Sat Jul 30 16:03:30 EDT 2011

conseo wrote:
> > Ditto for processing the incoming mail, which is no longer
> > essential to generating the diff feed.  If I understand correctly,
> > the diff feed is now to be generated entirely by parsing the
> > mailing list's web archive?
> 
> Nope, it is about to be generated from the raw archive in the
> maildir. The MailHarvester is already pretty much in the proposed
> shape. I am afraid, but the web archive of mailman is not
> sufficient. It does not expose mail addresses for example, which are
> crucial to check for authorship via MailishUsername. I came across
> this problem during scraping and had to use the timestamp to scrape
> instead of user's identitiy.

Pipermail does expose the sender's address.  You must be thinking of
Google Groups.

> I am rather proposing that we (or a typical client program for the
> communicational medium we want to access) store all the data
> ourselves in a first step, avoiding to lose any detail, so we don't
> have to worry about future needs or adjustments to our database, as
> we can easily harvest such data pools (we can even exchange them
> between different voteservers). The admin can also create his own
> archive if the web service is borked intentionally (closed and
> locked up service) or unintentionally (fluctuation of web services)
> by the service's admin.

I understand, and agree with the need.  But storing message data is
also the function of the message archive.  If we worked entirely from
that archive, then we'd gain some advantages:

  * Code is simplified because we only need a single parser.  Instead
    of parser for the live stream, and a parser for the archive, we
    only need the latter.

  * We can generate a diff feed based entirely on the archive, going
    back many years - even if we weren't subscribed to the live
    stream.

  * No need to code the subscriptions to the live feed.

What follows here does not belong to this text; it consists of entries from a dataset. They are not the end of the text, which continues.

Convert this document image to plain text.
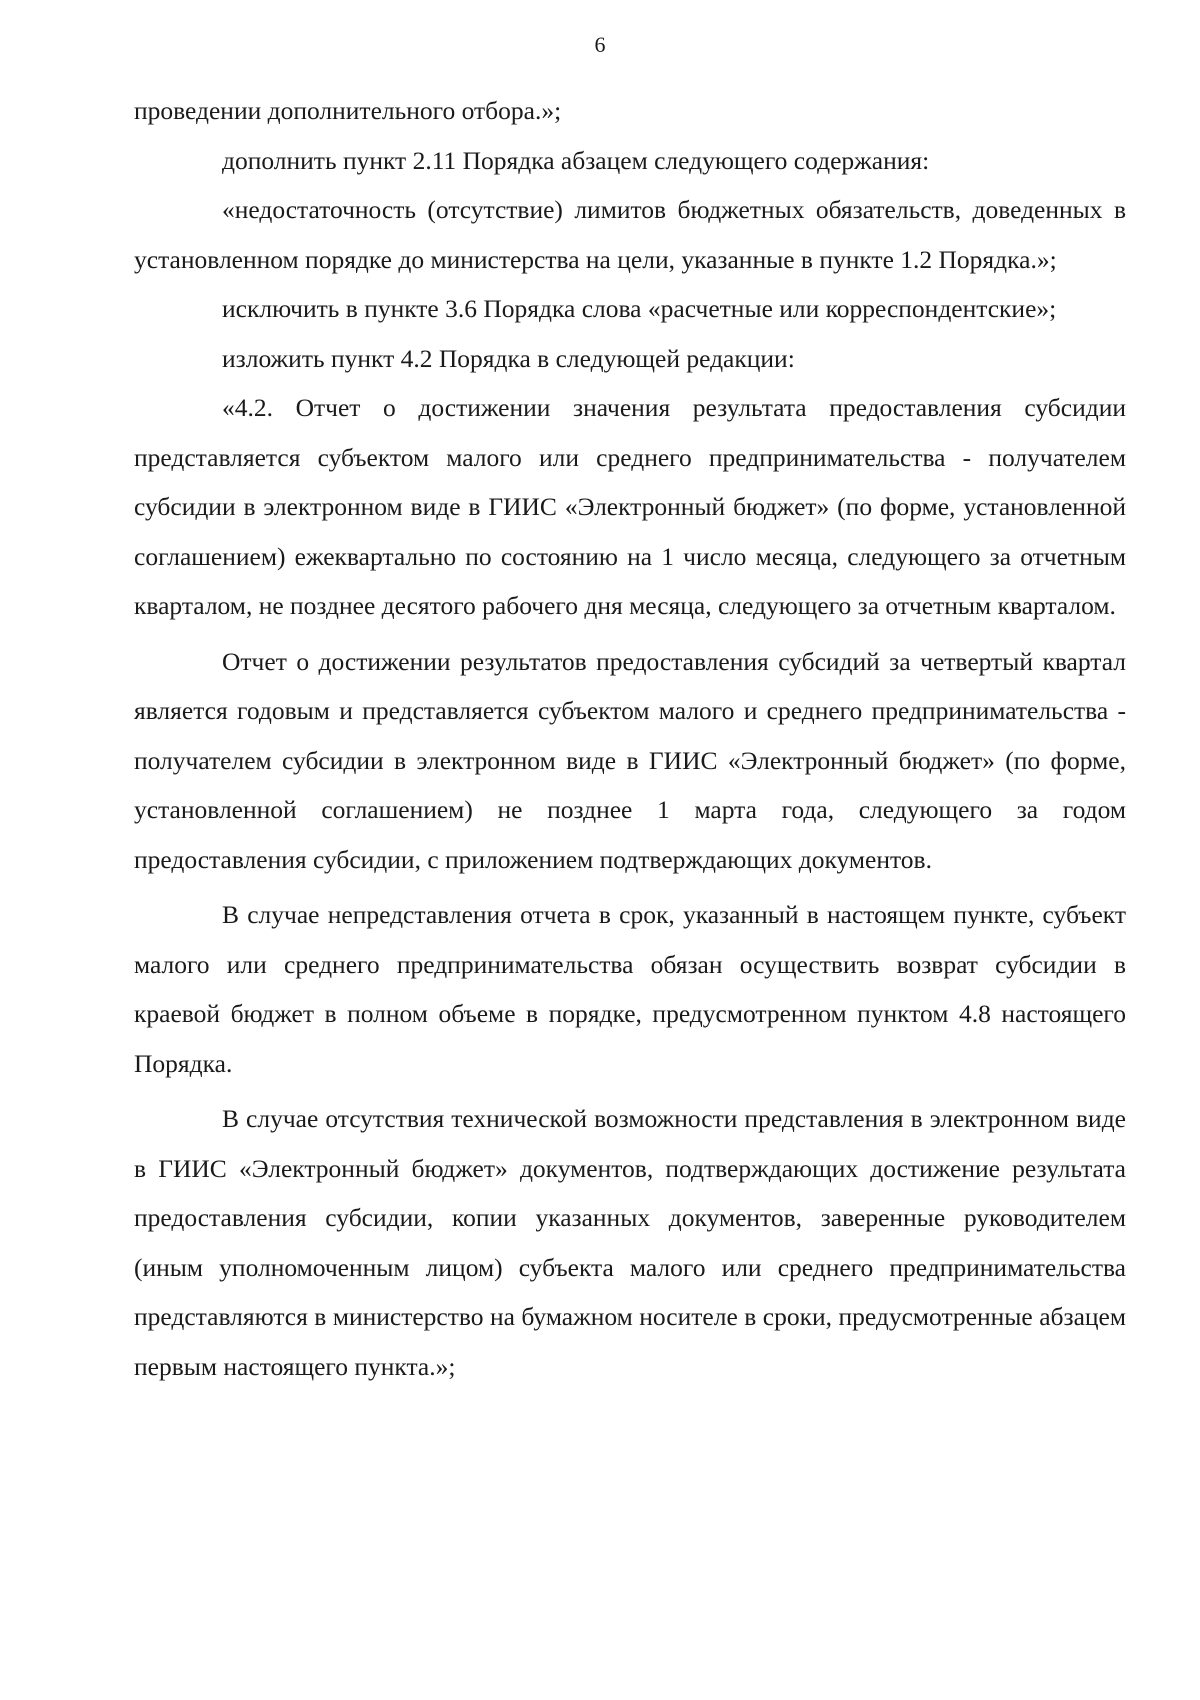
6

проведении дополнительного отбора.»;

дополнить пункт 2.11 Порядка абзацем следующего содержания:

«недостаточность (отсутствие) лимитов бюджетных обязательств, доведенных в установленном порядке до министерства на цели, указанные в пункте 1.2 Порядка.»;

исключить в пункте 3.6 Порядка слова «расчетные или корреспондентские»;

изложить пункт 4.2 Порядка в следующей редакции:

«4.2. Отчет о достижении значения результата предоставления субсидии представляется субъектом малого или среднего предпринимательства - получателем субсидии в электронном виде в ГИИС «Электронный бюджет» (по форме, установленной соглашением) ежеквартально по состоянию на 1 число месяца, следующего за отчетным кварталом, не позднее десятого рабочего дня месяца, следующего за отчетным кварталом.

Отчет о достижении результатов предоставления субсидий за четвертый квартал является годовым и представляется субъектом малого и среднего предпринимательства - получателем субсидии в электронном виде в ГИИС «Электронный бюджет» (по форме, установленной соглашением) не позднее 1 марта года, следующего за годом предоставления субсидии, с приложением подтверждающих документов.

В случае непредставления отчета в срок, указанный в настоящем пункте, субъект малого или среднего предпринимательства обязан осуществить возврат субсидии в краевой бюджет в полном объеме в порядке, предусмотренном пунктом 4.8 настоящего Порядка.

В случае отсутствия технической возможности представления в электронном виде в ГИИС «Электронный бюджет» документов, подтверждающих достижение результата предоставления субсидии, копии указанных документов, заверенные руководителем (иным уполномоченным лицом) субъекта малого или среднего предпринимательства представляются в министерство на бумажном носителе в сроки, предусмотренные абзацем первым настоящего пункта.»;
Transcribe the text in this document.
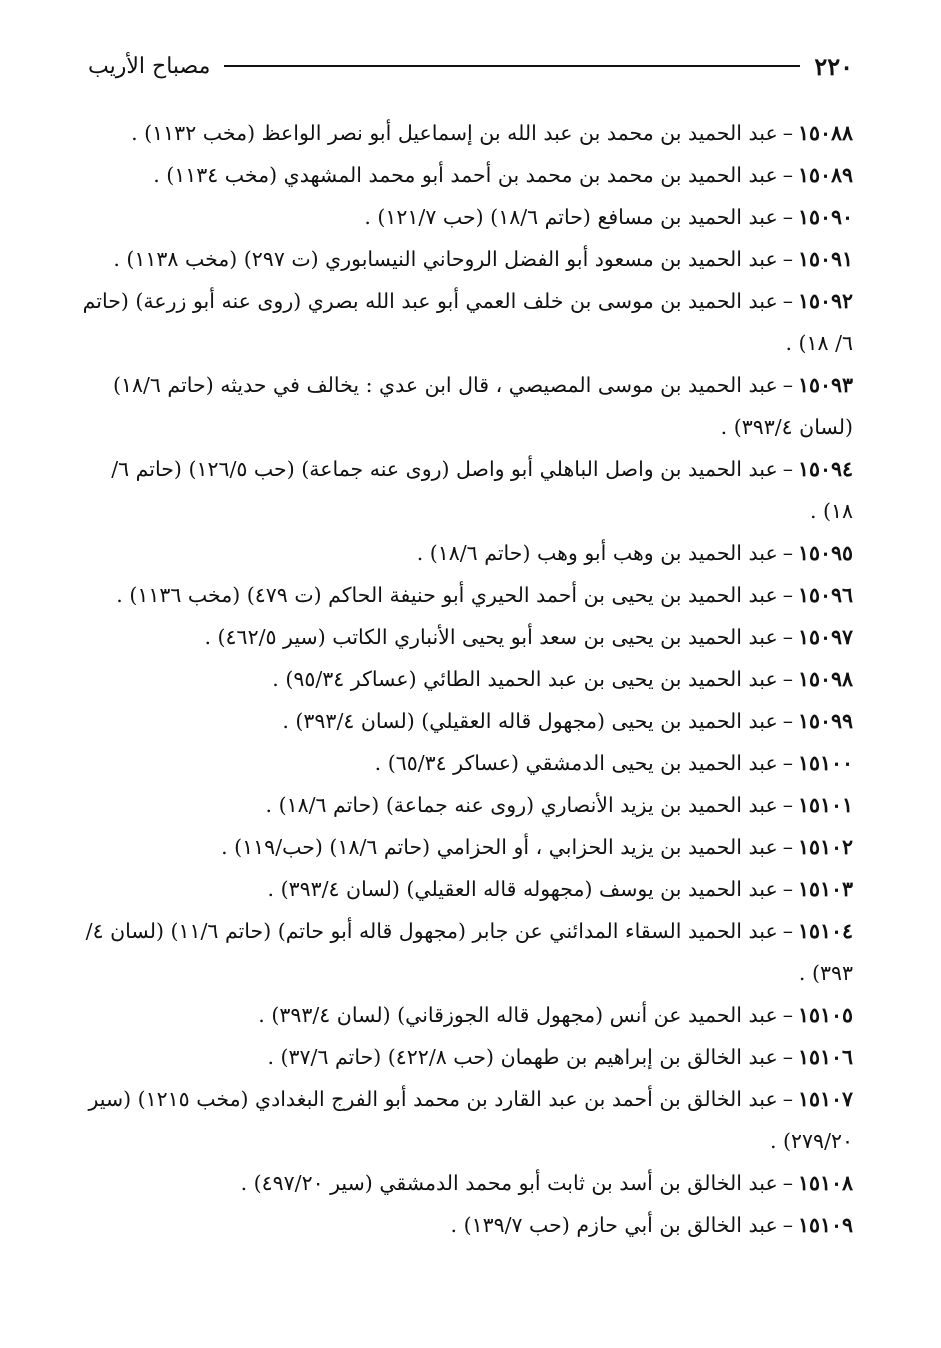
٢٢٠
مصباح الأريب

١٥٠٨٨–عبد الحميد بن محمد بن عبد الله بن إسماعيل أبو نصر الواعظ (مخب ١١٣٢) .

١٥٠٨٩–عبد الحميد بن محمد بن محمد بن أحمد أبو محمد المشهدي (مخب ١١٣٤) .

١٥٠٩٠–عبد الحميد بن مسافع (حاتم ١٨/٦) (حب ١٢١/٧) .

١٥٠٩١–عبد الحميد بن مسعود أبو الفضل الروحاني النيسابوري (ت ٢٩٧) (مخب ١١٣٨) .

١٥٠٩٢–عبد الحميد بن موسى بن خلف العمي أبو عبد الله بصري (روى عنه أبو زرعة) (حاتم ٦/ ١٨) .

١٥٠٩٣–عبد الحميد بن موسى المصيصي ، قال ابن عدي : يخالف في حديثه (حاتم ١٨/٦) (لسان ٣٩٣/٤) .

١٥٠٩٤–عبد الحميد بن واصل الباهلي أبو واصل (روى عنه جماعة) (حب ١٢٦/٥) (حاتم ٦/ ١٨) .

١٥٠٩٥–عبد الحميد بن وهب أبو وهب (حاتم ١٨/٦) .

١٥٠٩٦–عبد الحميد بن يحيى بن أحمد الحيري أبو حنيفة الحاكم (ت ٤٧٩) (مخب ١١٣٦) .

١٥٠٩٧–عبد الحميد بن يحيى بن سعد أبو يحيى الأنباري الكاتب (سير ٤٦٢/٥) .

١٥٠٩٨–عبد الحميد بن يحيى بن عبد الحميد الطائي (عساكر ٩٥/٣٤) .

١٥٠٩٩–عبد الحميد بن يحيى (مجهول قاله العقيلي) (لسان ٣٩٣/٤) .

١٥١٠٠–عبد الحميد بن يحيى الدمشقي (عساكر ٦٥/٣٤) .

١٥١٠١–عبد الحميد بن يزيد الأنصاري (روى عنه جماعة) (حاتم ١٨/٦) .

١٥١٠٢–عبد الحميد بن يزيد الحزابي ، أو الحزامي (حاتم ١٨/٦) (حب/١١٩) .

١٥١٠٣–عبد الحميد بن يوسف (مجهوله قاله العقيلي) (لسان ٣٩٣/٤) .

١٥١٠٤–عبد الحميد السقاء المدائني عن جابر (مجهول قاله أبو حاتم) (حاتم ١١/٦) (لسان ٤/ ٣٩٣) .

١٥١٠٥–عبد الحميد عن أنس (مجهول قاله الجوزقاني) (لسان ٣٩٣/٤) .

١٥١٠٦–عبد الخالق بن إبراهيم بن طهمان (حب ٤٢٢/٨) (حاتم ٣٧/٦) .

١٥١٠٧–عبد الخالق بن أحمد بن عبد القارد بن محمد أبو الفرج البغدادي (مخب ١٢١٥) (سير ٢٧٩/٢٠) .

١٥١٠٨–عبد الخالق بن أسد بن ثابت أبو محمد الدمشقي (سير ٤٩٧/٢٠) .

١٥١٠٩–عبد الخالق بن أبي حازم (حب ١٣٩/٧) .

> But if we don't have a copy, what do we do if the web archive (e.g.
> metagovernments mailman archive) goes off the net? We only have our
> poor feed information which is pretty much useless without a link to
> the full communicational data. We would have to remove the data from
> the DB then (very bad :-( for our users and the historical records
> of the polls).

If the archive is valuable, then the users should back it up. :-) It's
their list, and their responsibility, and they shouldn't entrust it to
others.

> > 1. Harvesters.  We code a separate harvester for every format of
> >    archive.  Each harvester has a command line interface (CLI) by
> >    which the admin can launch it.  It runs once and then terminates.
> >    It parses a specific archive, for a specific period of time:
> >
> >      voharvester-pipermail --url=http://foo.de/ --start=2011-6
> >
> >    It can also be launched via Java API, of course.
> >
> >    This alone is sufficient to generate a diff feed, albeit
> >    manually.  The rest is just icing on the cake.
> 
> You really like the split programs approach, while I feel
> uncomfortable with it here. The harvesters are daemons (actually it
> is one for me) and will only be started once in a while (likely
> months)...

You are used to looking at them as daemaons, but they are not
continuous processes by nature.  Maybe we should skype first ...

-- 
Michael Allan

Toronto, +1 416-699-9528
http://zelea.com/